Le « scandale Joseph de Maistre » : une double lecture

 

Un scandale politique à double face

Joseph de Maistre apparaît comme une figure paradoxale, un penseur à la fois confirmé et infirmé par la critique conventionnelle. D’un côté, il incarne une posture radicale qui choqua dès le XIXᵉ siècle : défenseur d’une souveraineté absolue fondée sur Dieu, sur la monarchie héréditaire, l’autorité du pape, du roi et de la tradition, il semble vouloir réhabiliter l’Inquisition, discréditer la culture grecque, détruire les Lumières, attaquer la Révolution et même remettre en question la démocratie électorale. C’est ce qui justifie l’idée d’un « scandale de droite » : la critique portée à l’universalisme, au suffrage universel, à la séparation des pouvoirs ou encore à la modernité politique elle-même. Il va jusqu’à récuser l’idée de nature humaine telle qu’elle fut conceptualisée par les Lumières, et propose à la place un ordre social divin et immuable, inacceptable aux yeux d’une pensée moderne émancipatrice. Mais cette dénonciation du libéralisme représentatif se double chez Maistre d’une critique inattendue du parlementarisme inspirée par Rousseau. Ainsi, lorsqu’il s’en prend à la « démocratie électorale », on y lit une dimension radicale qui peut aussi se lire comme un scandale de gauche, notamment chez Marx ou Hegel qui, eux aussi, critiquent le suffrage universel comme masque d’un pouvoir bourgeois. Maistre devient alors un penseur inclassable, dont les scandales « de droite » et « de gauche » semblent s’annuler mutuellement, rendant le « scandale Joseph de Maistre » d’autant plus complexe.

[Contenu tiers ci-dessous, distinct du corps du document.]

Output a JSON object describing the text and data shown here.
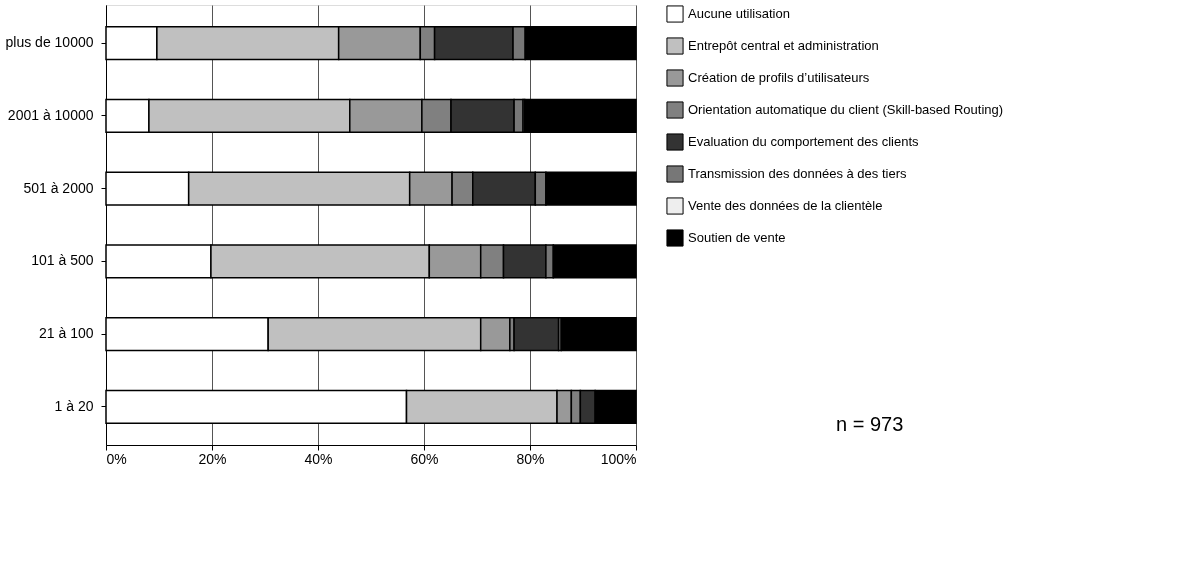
{
  "chart_data": {
    "type": "bar",
    "orientation": "horizontal",
    "stacked": true,
    "categories": [
      "plus de 10000",
      "2001 à 10000",
      "501 à 2000",
      "101 à 500",
      "21 à 100",
      "1 à 20"
    ],
    "series": [
      {
        "name": "Aucune utilisation",
        "color": "#ffffff",
        "values": [
          9.6,
          8.1,
          15.6,
          19.8,
          30.6,
          56.7
        ]
      },
      {
        "name": "Entrepôt central et administration",
        "color": "#c0c0c0",
        "values": [
          34.3,
          37.9,
          41.7,
          41.2,
          40.1,
          28.4
        ]
      },
      {
        "name": "Création de profils d’utilisateurs",
        "color": "#999999",
        "values": [
          15.4,
          13.6,
          8.0,
          9.7,
          5.5,
          2.7
        ]
      },
      {
        "name": "Orientation automatique du client (Skill-based Routing)",
        "color": "#808080",
        "values": [
          2.7,
          5.5,
          3.9,
          4.3,
          0.8,
          1.7
        ]
      },
      {
        "name": "Evaluation du comportement des clients",
        "color": "#333333",
        "values": [
          14.8,
          11.9,
          11.8,
          8.0,
          8.4,
          2.8
        ]
      },
      {
        "name": "Transmission des données à des tiers",
        "color": "#777777",
        "values": [
          2.3,
          1.7,
          2.0,
          1.4,
          0.5,
          null
        ]
      },
      {
        "name": "Vente des données de la clientèle",
        "color": "#eeeeee",
        "values": [
          null,
          0.3,
          null,
          null,
          null,
          null
        ]
      },
      {
        "name": "Soutien de vente",
        "color": "#000000",
        "values": [
          20.9,
          21.0,
          17.0,
          15.6,
          14.1,
          7.7
        ]
      }
    ],
    "xlim": [
      0,
      100
    ],
    "xticks": [
      {
        "value": 0,
        "label": "0%"
      },
      {
        "value": 20,
        "label": "20%"
      },
      {
        "value": 40,
        "label": "40%"
      },
      {
        "value": 60,
        "label": "60%"
      },
      {
        "value": 80,
        "label": "80%"
      },
      {
        "value": 100,
        "label": "100%"
      }
    ],
    "grid": "x",
    "legend": "right",
    "annotations": [
      "n = 973"
    ]
  }
}
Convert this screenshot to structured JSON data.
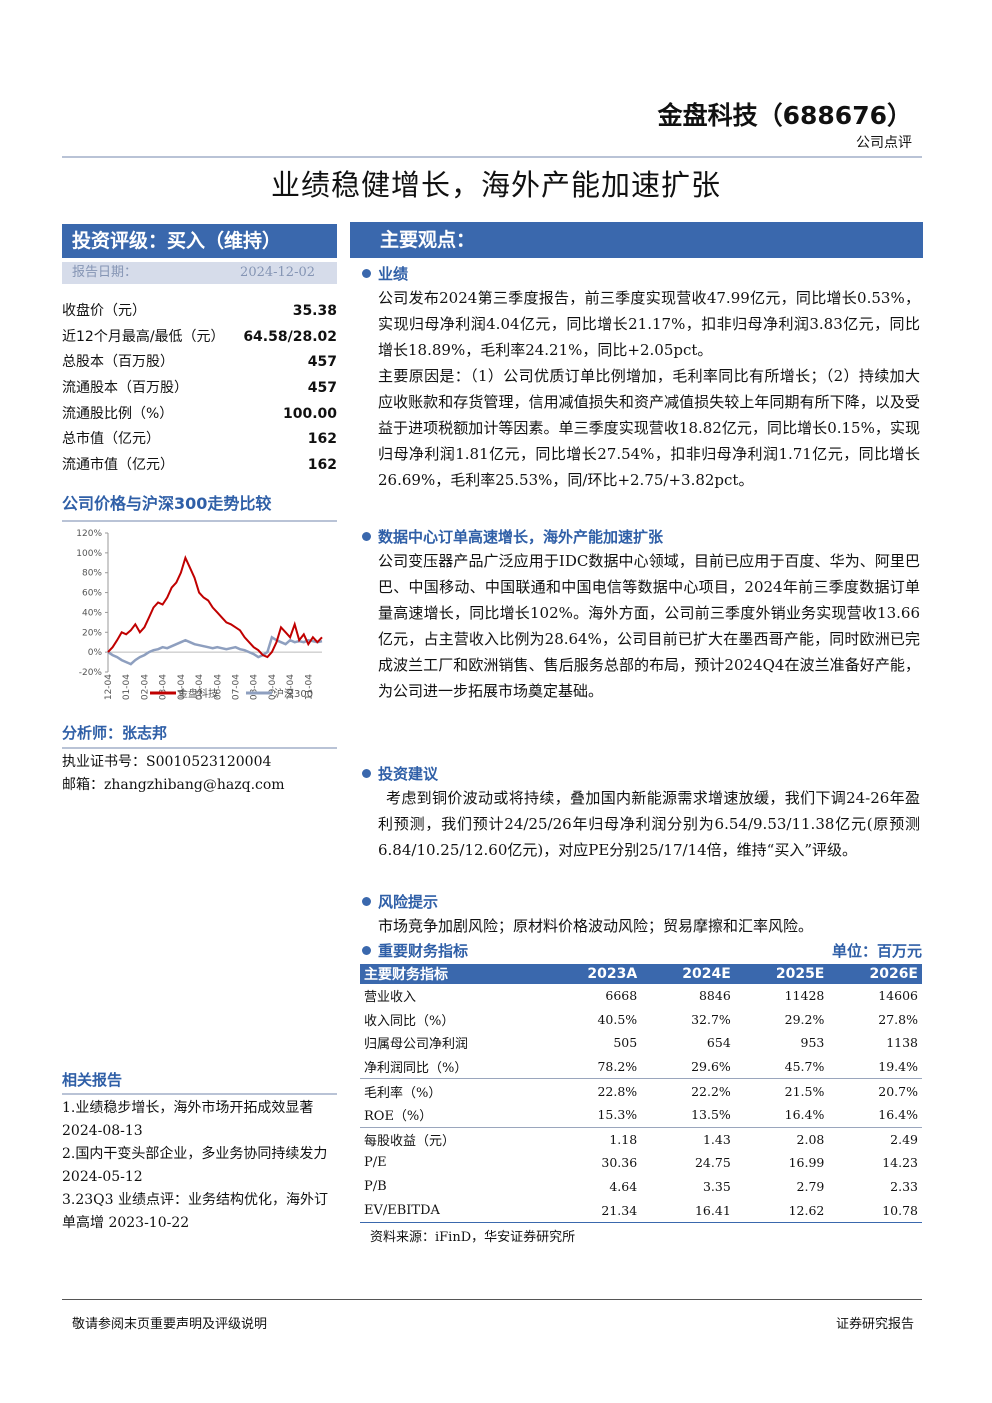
{
  "header": {
    "company": "金盘科技（688676）",
    "report_type": "公司点评"
  },
  "title": "业绩稳健增长，海外产能加速扩张",
  "rating": {
    "label": "投资评级：买入（维持）",
    "date_label": "报告日期：",
    "date": "2024-12-02"
  },
  "stats": [
    [
      "收盘价（元）",
      35.38
    ],
    [
      "近12个月最高/最低（元）",
      "64.58/28.02"
    ],
    [
      "总股本（百万股）",
      457
    ],
    [
      "流通股本（百万股）",
      457
    ],
    [
      "流通股比例（%）",
      "100.00"
    ],
    [
      "总市值（亿元）",
      162
    ],
    [
      "流通市值（亿元）",
      162
    ]
  ],
  "chart_data": {
    "type": "line",
    "title": "公司价格与沪深300走势比较",
    "categories": [
      "12-04",
      null,
      null,
      null,
      "01-04",
      null,
      null,
      null,
      "02-04",
      null,
      null,
      null,
      "03-04",
      null,
      null,
      null,
      "04-04",
      null,
      null,
      null,
      "05-04",
      null,
      null,
      null,
      "06-04",
      null,
      null,
      null,
      "07-04",
      null,
      null,
      null,
      "08-04",
      null,
      null,
      null,
      "09-04",
      null,
      null,
      null,
      "10-04",
      null,
      null,
      null,
      "11-04",
      null,
      null,
      null
    ],
    "series": [
      {
        "name": "金盘科技",
        "color": "#c00000",
        "values": [
          0,
          5,
          12,
          20,
          18,
          22,
          28,
          20,
          25,
          35,
          45,
          50,
          48,
          55,
          65,
          70,
          80,
          95,
          85,
          75,
          60,
          55,
          52,
          45,
          40,
          35,
          30,
          28,
          25,
          22,
          15,
          10,
          5,
          2,
          -3,
          -5,
          0,
          10,
          25,
          20,
          15,
          28,
          12,
          18,
          8,
          15,
          10,
          15
        ]
      },
      {
        "name": "沪深300",
        "color": "#8e9fbf",
        "values": [
          0,
          -3,
          -5,
          -8,
          -10,
          -12,
          -8,
          -5,
          -3,
          0,
          2,
          3,
          5,
          4,
          6,
          8,
          10,
          12,
          10,
          8,
          7,
          6,
          5,
          4,
          5,
          4,
          3,
          4,
          5,
          3,
          2,
          0,
          -2,
          -5,
          -3,
          0,
          15,
          12,
          10,
          8,
          12,
          10,
          11,
          10,
          12,
          11,
          10,
          11
        ]
      }
    ],
    "ylim": [
      -20,
      120
    ],
    "yticks": [
      {
        "value": -20,
        "label": "-20%"
      },
      {
        "value": 0,
        "label": "0%"
      },
      {
        "value": 20,
        "label": "20%"
      },
      {
        "value": 40,
        "label": "40%"
      },
      {
        "value": 60,
        "label": "60%"
      },
      {
        "value": 80,
        "label": "80%"
      },
      {
        "value": 100,
        "label": "100%"
      },
      {
        "value": 120,
        "label": "120%"
      }
    ]
  },
  "analyst": {
    "name": "分析师：张志邦",
    "license": "执业证书号：S0010523120004",
    "email": "邮箱：zhangzhibang@hazq.com"
  },
  "related": {
    "title": "相关报告",
    "items": [
      "1.业绩稳步增长，海外市场开拓成效显著 2024-08-13",
      "2.国内干变头部企业，多业务协同持续发力 2024-05-12",
      "3.23Q3 业绩点评：业务结构优化，海外订单高增 2023-10-22"
    ]
  },
  "main": {
    "title": "主要观点：",
    "sections": [
      {
        "heading": "业绩",
        "paragraphs": [
          "公司发布2024第三季度报告，前三季度实现营收47.99亿元，同比增长0.53%，实现归母净利润4.04亿元，同比增长21.17%，扣非归母净利润3.83亿元，同比增长18.89%，毛利率24.21%，同比+2.05pct。",
          "主要原因是：（1）公司优质订单比例增加，毛利率同比有所增长；（2）持续加大应收账款和存货管理，信用减值损失和资产减值损失较上年同期有所下降，以及受益于进项税额加计等因素。单三季度实现营收18.82亿元，同比增长0.15%，实现归母净利润1.81亿元，同比增长27.54%，扣非归母净利润1.71亿元，同比增长26.69%，毛利率25.53%，同/环比+2.75/+3.82pct。"
        ]
      },
      {
        "heading": "数据中心订单高速增长，海外产能加速扩张",
        "paragraphs": [
          "公司变压器产品广泛应用于IDC数据中心领域，目前已应用于百度、华为、阿里巴巴、中国移动、中国联通和中国电信等数据中心项目，2024年前三季度数据订单量高速增长，同比增长102%。海外方面，公司前三季度外销业务实现营收13.66亿元，占主营收入比例为28.64%，公司目前已扩大在墨西哥产能，同时欧洲已完成波兰工厂和欧洲销售、售后服务总部的布局，预计2024Q4在波兰准备好产能，为公司进一步拓展市场奠定基础。"
        ]
      },
      {
        "heading": "投资建议",
        "paragraphs": [
          "考虑到铜价波动或将持续，叠加国内新能源需求增速放缓，我们下调24-26年盈利预测，我们预计24/25/26年归母净利润分别为6.54/9.53/11.38亿元(原预测6.84/10.25/12.60亿元)，对应PE分别25/17/14倍，维持“买入”评级。"
        ]
      },
      {
        "heading": "风险提示",
        "paragraphs": [
          "市场竞争加剧风险；原材料价格波动风险；贸易摩擦和汇率风险。"
        ]
      }
    ]
  },
  "financials": {
    "heading": "重要财务指标",
    "unit": "单位：百万元",
    "columns": [
      "主要财务指标",
      "2023A",
      "2024E",
      "2025E",
      "2026E"
    ],
    "rows": [
      [
        "营业收入",
        6668,
        8846,
        11428,
        14606
      ],
      [
        "收入同比（%）",
        "40.5%",
        "32.7%",
        "29.2%",
        "27.8%"
      ],
      [
        "归属母公司净利润",
        505,
        654,
        953,
        1138
      ],
      [
        "净利润同比（%）",
        "78.2%",
        "29.6%",
        "45.7%",
        "19.4%"
      ],
      [
        "毛利率（%）",
        "22.8%",
        "22.2%",
        "21.5%",
        "20.7%"
      ],
      [
        "ROE（%）",
        "15.3%",
        "13.5%",
        "16.4%",
        "16.4%"
      ],
      [
        "每股收益（元）",
        1.18,
        1.43,
        2.08,
        2.49
      ],
      [
        "P/E",
        30.36,
        24.75,
        16.99,
        14.23
      ],
      [
        "P/B",
        4.64,
        3.35,
        2.79,
        2.33
      ],
      [
        "EV/EBITDA",
        21.34,
        16.41,
        12.62,
        10.78
      ]
    ],
    "source": "资料来源：iFinD，华安证券研究所"
  },
  "footer": {
    "disclaimer": "敬请参阅末页重要声明及评级说明",
    "label": "证券研究报告"
  }
}
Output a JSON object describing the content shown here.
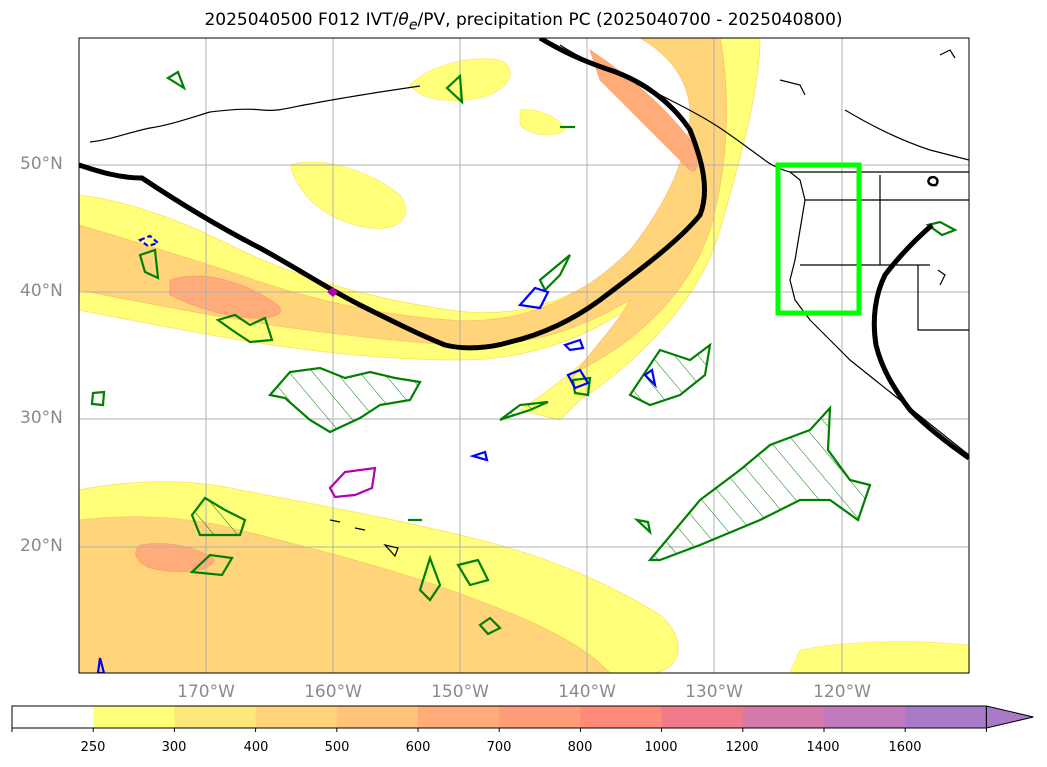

Un penseur intempestif, entre politique et théologie

Les idées politiques de Joseph de Maistre ne sont pas périmées. Elles ne sont pas simplement vieilles : elles semblent au contraire intemporelles, enracinées dans une tradition qui remonte à Aristote, Bodin, Montesquieu. Mais si elles sont si peu reconnues aujourd’hui, c’est précisément parce qu’elles constituent ce que l’auteur appelle « la pierre qui a été rejetée », à la manière du Christ dans l’Évangile. Elles dérangent parce qu’elles résistent à l’air du temps. Or, ses idées politiques ne peuvent être dissociées de ses idées religieuses, qui s’inscrivent dans une généalogie tout aussi vénérable : Aristote encore, mais aussi Origène, saint Thomas, Bossuet, Pascal. Le sacrifice constitue le nœud de jonction entre ces deux sphères. Ce thème central, scandaleux pour les modernes, fait de Maistre le porteur non seulement d’un scandale, mais d’un « scandale du scandale » : ses idées religieuses deviennent, à leur tour, la clé d’intelligibilité de ses idées politiques, et inversent leur rejet en fondement.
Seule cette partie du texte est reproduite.